Un jeune homme âgé de dix-neuf ans, Henri-Auguste BARTHÉLEMY, peintre en bâtiments, était traduit aujourd'hui devant le jury de la Seine sous l'accusation d'homicide volontaire avec préméditation sur la personne d'un grenadier de la garde impériale :
BARTHÉLEMY et BONNEVEAU, soldats au 2e régiment de grenadiers de la garde impériale, poursuivaient ensemble de leurs assiduités la fille Irma-Félicité DUMONT, qui, après avoir été la maîtresse de BONNEVEAU, était devenue celle du premier ; de là des querelles et des rivalités entre tous les deux.
Dans la soirée du 26 au 27 février dernier, BARTHÉLEMY vint de Nanterre à Suresnes, où demeure la fille DUMONT, et la conduisit, ainsi que sa sœur, au théâtre de cette commune. Vers onze heures du soir, il les quitta pour retourner à Nanterre, et bien qu'il sût qu'il était précédé sur son chemin par BONNEVEAU, il s'obstina, malgré les avis qui lui furent donnés, à prendre la même route que son rival.
Une heure environ après, c'est à dire vers minuit, l'accusé se présentait à la caserne de gendarmerie de Suresnes, et il déclarait que, rencontré par BONNEVEAU et menacé par celui-ci qui avait dégainé son sabre, il s'était mis en défense et l'avait frappé de son couteau. "Je ne sais, ajouta-t-il, s'il est mort ou vif, mais je crois qu'il est mort."
Il était mort en effet. Son corps inanimé fut trouvé à 70 mètres environ du chemin de fer ; il avait dans le dos, au-dessous de l'omoplate, du côté gauche, une plaie large et béante. L'instrument vulnérant avait pénétré presque directement d'arrière en avant à travers l'espace intercostal, l'artère aorte avait été ouverte. La mort avait dû être presqu'instantanée.
Le couteau dont s'est servi l'accusé est un long couteau semblable à ceux dont se servent les bouchers ; depuis plus de quinze jours, il le portait sur lui.

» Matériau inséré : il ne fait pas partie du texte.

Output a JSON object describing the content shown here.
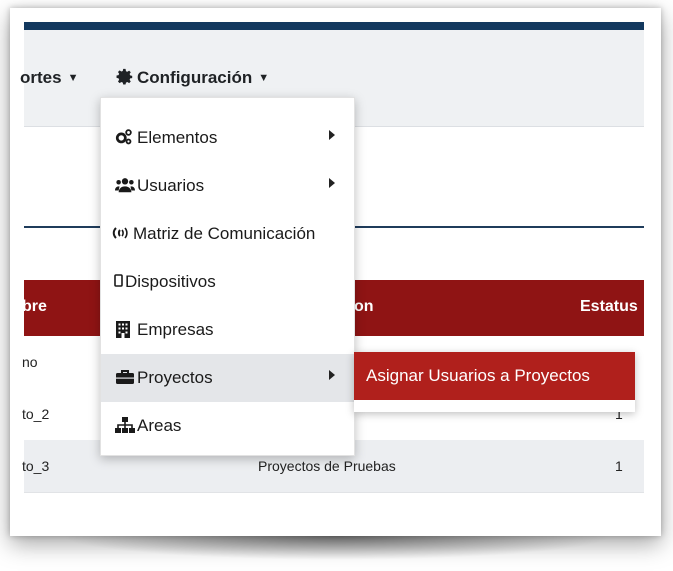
{
  "navbar": {
    "reportes_label": "ortes",
    "config_label": "Configuración"
  },
  "table": {
    "headers": {
      "nombre": "bre",
      "descripcion": "on",
      "estatus": "Estatus"
    },
    "rows": [
      {
        "nombre": "no",
        "descripcion": "",
        "estatus": ""
      },
      {
        "nombre": "to_2",
        "descripcion": "",
        "estatus": "1"
      },
      {
        "nombre": "to_3",
        "descripcion": "Proyectos de Pruebas",
        "estatus": "1"
      }
    ]
  },
  "dropdown": {
    "items": [
      {
        "label": "Elementos",
        "icon": "cogs-icon",
        "has_submenu": true
      },
      {
        "label": "Usuarios",
        "icon": "users-icon",
        "has_submenu": true
      },
      {
        "label": "Matriz de Comunicación",
        "icon": "signal-icon",
        "has_submenu": false
      },
      {
        "label": "Dispositivos",
        "icon": "mobile-icon",
        "has_submenu": false
      },
      {
        "label": "Empresas",
        "icon": "building-icon",
        "has_submenu": false
      },
      {
        "label": "Proyectos",
        "icon": "briefcase-icon",
        "has_submenu": true
      },
      {
        "label": "Areas",
        "icon": "sitemap-icon",
        "has_submenu": false
      }
    ]
  },
  "submenu": {
    "label": "Asignar Usuarios a Proyectos"
  },
  "colors": {
    "navy": "#13395f",
    "table_header": "#8f1414",
    "submenu_button": "#b0201c",
    "hover_row": "#e4e6e9"
  }
}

A l'époque où les faits se sont passés, la fille Irma DUMONT le menaçait de le quitter, de retourner avec BONNEVEAU, qui lui promettait de l'épouser, et qui avait obtenu le consentement de ses parents.
Après le réquisitoire de Me MARIE, avocat général, la défense de l'accusé a été présentée par Me de LASALLE.
Déclaré coupable par le jury de meurtre simple, et avec des circonstances atténuantes, Henri BARTHÉLEMY a été condamné à six années de travaux forcés.
Augustin Prudence BONNEVEAU, soldat au premier régiment des grenadiers de la garde impériale caserné à la Pépinière à Paris, né à Saint-Saturnin-lès-Avignon (Vaucluse), le 7 avril 1837, fils de Jean Baptiste, et de Catherine CEBE, menuisiers à Saint-Saturnin-lès-Avignon, est décédé le 27 février 1863, à Suresnes (Hauts-de-Seine).
Jean Baptiste BONNEVEAU, âgé de 22 ans et 4 mois, né et domicilié à Villeneuve-lès-Avignon (Gard), fils de Joseph, aubergiste, et de Magdeleine GAILLARD, domiciliés à Villeneuve-lès-Avignon, s'est marié à Saint-Saturnin-lès-Avignon, le 25 janvier 1826, avec Catherine CEBE, âgée de 24 ans, née et domiciliée à Saint-Saturnin-lès-Avignon, fille de François, cultivateur, et de Françoise ESTEVENIN, domiciliés à Saint-Saturnin-lès-Avignon.